Алва распаковала одну из коробок с ампулами.

- Это сердечные средства. Если вдруг давление начнёт резко падать, можете добавить в банку кордиамин. Если еще подскочит – целанид, что я и делаю сейчас. Это происходит с помощью шприца, вот так, - она распаковала шприц, ловко отбила у ампулы горло и набрала прозрачную жидкость, затем осторожно ввела лекарство через мембрану внутрь сосуда.

- По-хорошему, надо было бы заставить всё это делать вас, лентяев, а самой – наблюдать и  поправлять.

- Так заставили бы.

- Попробую отпроситься у дяди. Но вы не ждите скоро, работайте, прикладывайте руки. Кстати, одноразовые шприцы вам придётся закупать самостоятельно – дядя прислал только два десятка, самим не хватает, продолжаем стерилизовать многоразовые.

Алва снова обернулась к Кристину: - А вот так меняют бельё, - и её руки засновали, ловко скатывая простыню под неподвижным телом в валик. - Вы ещё забегите к нам за резиновыми валиками, будете подкладывать. Постараемся избежать пролежней. И пелёнку так удобнее менять. Конечно, морока большая, в больнице оно сподручнее.
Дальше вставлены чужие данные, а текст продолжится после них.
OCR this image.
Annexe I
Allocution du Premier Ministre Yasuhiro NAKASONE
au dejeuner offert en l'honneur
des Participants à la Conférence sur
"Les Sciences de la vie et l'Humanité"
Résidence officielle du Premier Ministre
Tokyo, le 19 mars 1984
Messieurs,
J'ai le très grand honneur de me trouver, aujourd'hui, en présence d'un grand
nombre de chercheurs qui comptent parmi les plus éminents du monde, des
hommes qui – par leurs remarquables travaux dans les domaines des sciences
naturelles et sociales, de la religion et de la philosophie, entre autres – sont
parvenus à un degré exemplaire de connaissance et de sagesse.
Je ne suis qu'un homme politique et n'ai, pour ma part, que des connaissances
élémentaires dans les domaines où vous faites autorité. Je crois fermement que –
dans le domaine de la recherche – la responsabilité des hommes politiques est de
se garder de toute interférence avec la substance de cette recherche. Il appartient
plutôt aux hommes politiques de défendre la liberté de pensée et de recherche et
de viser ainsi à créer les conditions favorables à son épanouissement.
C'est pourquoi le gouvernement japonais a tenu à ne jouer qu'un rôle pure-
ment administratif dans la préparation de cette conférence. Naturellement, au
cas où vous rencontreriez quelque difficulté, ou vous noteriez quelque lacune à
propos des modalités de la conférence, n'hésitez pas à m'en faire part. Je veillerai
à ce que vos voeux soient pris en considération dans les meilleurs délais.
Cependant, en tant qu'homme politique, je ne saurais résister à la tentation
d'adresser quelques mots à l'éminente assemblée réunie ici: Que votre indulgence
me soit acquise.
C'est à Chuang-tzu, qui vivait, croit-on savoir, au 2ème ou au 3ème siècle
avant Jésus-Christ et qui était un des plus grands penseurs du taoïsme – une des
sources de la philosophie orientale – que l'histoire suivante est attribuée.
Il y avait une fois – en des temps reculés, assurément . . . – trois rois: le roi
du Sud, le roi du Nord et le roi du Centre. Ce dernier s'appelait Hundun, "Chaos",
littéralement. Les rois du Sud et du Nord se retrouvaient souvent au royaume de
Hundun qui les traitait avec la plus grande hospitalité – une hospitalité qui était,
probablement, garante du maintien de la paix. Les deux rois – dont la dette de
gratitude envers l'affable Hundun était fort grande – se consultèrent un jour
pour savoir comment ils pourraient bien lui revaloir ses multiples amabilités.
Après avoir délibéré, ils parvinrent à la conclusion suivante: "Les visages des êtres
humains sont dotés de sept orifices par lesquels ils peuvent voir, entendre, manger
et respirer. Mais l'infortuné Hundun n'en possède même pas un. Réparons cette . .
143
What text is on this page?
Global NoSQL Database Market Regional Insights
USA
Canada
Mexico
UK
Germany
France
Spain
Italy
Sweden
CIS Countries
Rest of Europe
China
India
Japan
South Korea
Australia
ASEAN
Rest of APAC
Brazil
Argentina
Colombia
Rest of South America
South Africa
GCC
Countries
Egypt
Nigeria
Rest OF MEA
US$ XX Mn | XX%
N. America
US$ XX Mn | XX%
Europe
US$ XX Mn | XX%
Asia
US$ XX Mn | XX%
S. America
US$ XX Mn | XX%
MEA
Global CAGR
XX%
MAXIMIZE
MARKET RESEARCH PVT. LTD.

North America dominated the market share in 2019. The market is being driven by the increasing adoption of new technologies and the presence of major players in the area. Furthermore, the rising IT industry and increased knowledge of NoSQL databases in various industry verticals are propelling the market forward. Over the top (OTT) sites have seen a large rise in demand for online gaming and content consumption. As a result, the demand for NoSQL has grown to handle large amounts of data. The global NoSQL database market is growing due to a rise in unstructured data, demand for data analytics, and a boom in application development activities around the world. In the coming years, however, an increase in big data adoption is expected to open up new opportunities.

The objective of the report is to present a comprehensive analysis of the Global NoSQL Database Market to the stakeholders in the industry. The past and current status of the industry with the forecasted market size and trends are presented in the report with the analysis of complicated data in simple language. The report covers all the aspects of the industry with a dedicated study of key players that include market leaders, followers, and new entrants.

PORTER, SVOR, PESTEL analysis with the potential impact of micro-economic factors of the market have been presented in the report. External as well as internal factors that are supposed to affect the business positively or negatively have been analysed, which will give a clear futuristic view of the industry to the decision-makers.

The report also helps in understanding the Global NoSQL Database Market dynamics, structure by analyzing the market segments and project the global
Почему вы отказались от постоянной сиделки?

- Я свалял дурака, - признался Виктор. – Эту оплошность можно исправить. Антонина, наша кухарка и домоправительница, срочно выписала из деревни племянниц. Вы сможете научить девчушек искусству сиделки?

- Не обязательно я, вы можете сами попробовать. Мне может быть просто некогда. Я и сейчас, к сожалению, не смогу остаться. Иначе запущу учёбу и не наверстаю – у меня ещё курсовая не написана по акупунктуре. Увы. А лучше всего вызвать сиделку из Общества Профессионалок.

- Виктор, ты скоро? – спросила Мария, недовольно заглядывая в палату. – Все ждут.

Вопрос о сиделке остался открытым. Виктор и Алва быстро спустились вниз, оставив слугу, который теперь лежал, опутанный проводочками энцефалографа, в окружении капельниц, которые ждали своего часа.

Мария за это время слегка навела на Фернандеса «макияж» - замаскировала синяки и кровоподтёки, опухшие глаза и прокушенную губу. Фернандес лежал белее снега, не похожий на себя – черты лица не разгладились, постоянное терпеливое и доброжелательное выражение превратилось в страдальческое.

Всё тот же безмолвный Фёдор выкопал могилу подле величественной символической гробницы четы Мендесов. «Со временем сделаем ещё одно надгробие», - думал Чиллито. Практически все присутствующие на отпевании рыдали. Кроме Чиллито, который ощущал, что смерть Фернандеса – лишь первое звено в цепочке начавших разворачиваться загадочных событий, и что убийца сейчас, вероятнее всего, среди них, но доподлинно не известно никому, кто он.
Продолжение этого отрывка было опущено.